“Inti digital marketing adalah konten. Inti konten adalah tulisan.” – Dwi Andika Pratama
Kamu ingin mulai karier sebagai content writer?
Tapi bingung mesti mulai dari mana?
Atau bahkan nggak tahu sama sekali apa yang perlu kamu persiapkan?
Selamat!
Kamu mendarat di halaman yang tepat, sebentar lagi kamu akan merasa excited dengan profesi content writer dan siap berproses menjalaninya.
Sudah siap?
Kenapa Bertahap?
Mungkin dalam benakmu bertanya, “apa bedanya jenjang karier dengan tahapan karier?”

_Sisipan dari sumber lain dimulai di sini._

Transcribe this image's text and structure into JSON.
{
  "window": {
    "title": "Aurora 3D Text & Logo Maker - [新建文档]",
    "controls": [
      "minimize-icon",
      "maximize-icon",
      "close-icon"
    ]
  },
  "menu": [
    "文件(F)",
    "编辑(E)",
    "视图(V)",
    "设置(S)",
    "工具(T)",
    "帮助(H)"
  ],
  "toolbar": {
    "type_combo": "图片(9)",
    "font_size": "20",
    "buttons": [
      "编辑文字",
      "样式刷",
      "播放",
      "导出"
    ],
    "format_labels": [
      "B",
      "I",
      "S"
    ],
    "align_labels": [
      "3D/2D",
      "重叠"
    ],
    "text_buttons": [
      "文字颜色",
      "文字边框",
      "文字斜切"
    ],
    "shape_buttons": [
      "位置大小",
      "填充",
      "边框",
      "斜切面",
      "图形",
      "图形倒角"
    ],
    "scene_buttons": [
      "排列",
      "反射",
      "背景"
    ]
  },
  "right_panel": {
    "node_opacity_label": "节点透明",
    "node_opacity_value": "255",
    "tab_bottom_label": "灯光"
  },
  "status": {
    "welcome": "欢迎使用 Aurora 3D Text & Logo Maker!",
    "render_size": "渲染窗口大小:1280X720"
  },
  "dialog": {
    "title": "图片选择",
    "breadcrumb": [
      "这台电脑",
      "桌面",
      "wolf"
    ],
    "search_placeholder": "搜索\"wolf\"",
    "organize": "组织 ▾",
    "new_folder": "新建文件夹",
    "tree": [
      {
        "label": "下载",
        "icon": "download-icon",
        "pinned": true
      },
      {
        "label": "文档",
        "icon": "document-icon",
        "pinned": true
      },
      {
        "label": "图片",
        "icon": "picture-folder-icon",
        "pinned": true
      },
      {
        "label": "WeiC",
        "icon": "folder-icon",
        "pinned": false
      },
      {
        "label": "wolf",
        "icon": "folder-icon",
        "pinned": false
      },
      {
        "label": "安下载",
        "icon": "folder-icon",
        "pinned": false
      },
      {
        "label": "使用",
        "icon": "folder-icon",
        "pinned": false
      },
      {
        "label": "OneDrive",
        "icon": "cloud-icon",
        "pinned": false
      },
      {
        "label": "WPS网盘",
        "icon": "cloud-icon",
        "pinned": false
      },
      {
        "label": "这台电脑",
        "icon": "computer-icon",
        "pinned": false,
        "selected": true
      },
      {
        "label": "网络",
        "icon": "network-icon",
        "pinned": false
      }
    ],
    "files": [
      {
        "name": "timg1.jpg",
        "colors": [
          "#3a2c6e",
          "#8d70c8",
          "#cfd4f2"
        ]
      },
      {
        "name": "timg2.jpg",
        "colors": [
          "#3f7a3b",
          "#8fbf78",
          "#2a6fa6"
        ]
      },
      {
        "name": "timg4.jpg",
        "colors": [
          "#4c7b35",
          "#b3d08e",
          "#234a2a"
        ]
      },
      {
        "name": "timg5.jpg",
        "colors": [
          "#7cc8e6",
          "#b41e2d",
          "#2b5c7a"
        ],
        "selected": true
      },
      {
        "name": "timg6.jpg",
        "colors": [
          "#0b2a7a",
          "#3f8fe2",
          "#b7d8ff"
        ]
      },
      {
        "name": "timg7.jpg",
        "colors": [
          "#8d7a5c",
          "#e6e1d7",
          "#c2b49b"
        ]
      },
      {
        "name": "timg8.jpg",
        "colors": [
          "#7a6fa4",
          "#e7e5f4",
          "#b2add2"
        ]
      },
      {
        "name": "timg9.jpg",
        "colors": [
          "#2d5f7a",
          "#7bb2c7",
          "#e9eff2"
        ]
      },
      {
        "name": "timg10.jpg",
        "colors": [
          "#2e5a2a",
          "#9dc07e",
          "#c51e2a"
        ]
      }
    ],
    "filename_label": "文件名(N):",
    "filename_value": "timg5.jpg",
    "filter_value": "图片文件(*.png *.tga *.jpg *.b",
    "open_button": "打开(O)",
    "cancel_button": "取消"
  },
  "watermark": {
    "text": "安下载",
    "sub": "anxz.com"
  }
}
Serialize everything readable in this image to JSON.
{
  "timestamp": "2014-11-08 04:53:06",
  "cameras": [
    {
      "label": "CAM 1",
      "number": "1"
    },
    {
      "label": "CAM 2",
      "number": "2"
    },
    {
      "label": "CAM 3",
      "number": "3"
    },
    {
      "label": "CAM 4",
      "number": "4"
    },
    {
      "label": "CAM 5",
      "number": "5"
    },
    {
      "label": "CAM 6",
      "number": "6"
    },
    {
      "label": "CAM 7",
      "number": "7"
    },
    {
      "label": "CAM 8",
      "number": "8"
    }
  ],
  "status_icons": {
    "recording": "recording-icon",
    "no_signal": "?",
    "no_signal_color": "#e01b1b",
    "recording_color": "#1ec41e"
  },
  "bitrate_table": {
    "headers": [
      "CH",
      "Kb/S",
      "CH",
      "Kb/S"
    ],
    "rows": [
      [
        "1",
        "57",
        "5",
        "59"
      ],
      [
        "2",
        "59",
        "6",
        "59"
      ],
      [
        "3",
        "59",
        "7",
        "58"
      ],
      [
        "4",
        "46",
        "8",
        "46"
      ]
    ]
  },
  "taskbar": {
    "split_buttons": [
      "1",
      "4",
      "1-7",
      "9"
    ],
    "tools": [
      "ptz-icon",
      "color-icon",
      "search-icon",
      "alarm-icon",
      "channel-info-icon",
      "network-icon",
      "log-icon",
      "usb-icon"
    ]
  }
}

Terkesan sama, tapi sebenarnya berbeda.
Kalau jenjang karier content writer, biasanya diterapkan dalam perusahaan, berkaitan dengan job title dan desc kamu sebagai content writer.
Kalau tahapan content writer, melekat dalam kehidupanmu, karena boleh jadi jenjang content writer kamu berada di dalam tahapan karier.
“Waduh, maksudnya bagaimana, Kadika?”
Ya, ketika kamu menjadi content writer di agensi atau perusahaan, itu sebenarnya masuk ke tahapan karier kamu.
Kalau jenjang karier terikat dengan instansi, kalau tahapan karier melekat dalam kehidupan kamu.
“Menarik juga, tapi kenapa mesti bertahap? Apakah bisa langsung loncat ke yang paling tinggi?”
Hmmm, baiklah, sekarang kamu bayangkan seorang atlet angkat besi, ya, contohnya yang baru saja mendapatkan mendali emas di Olimpiade Paris 2024, yakni Rizki Juniansyah.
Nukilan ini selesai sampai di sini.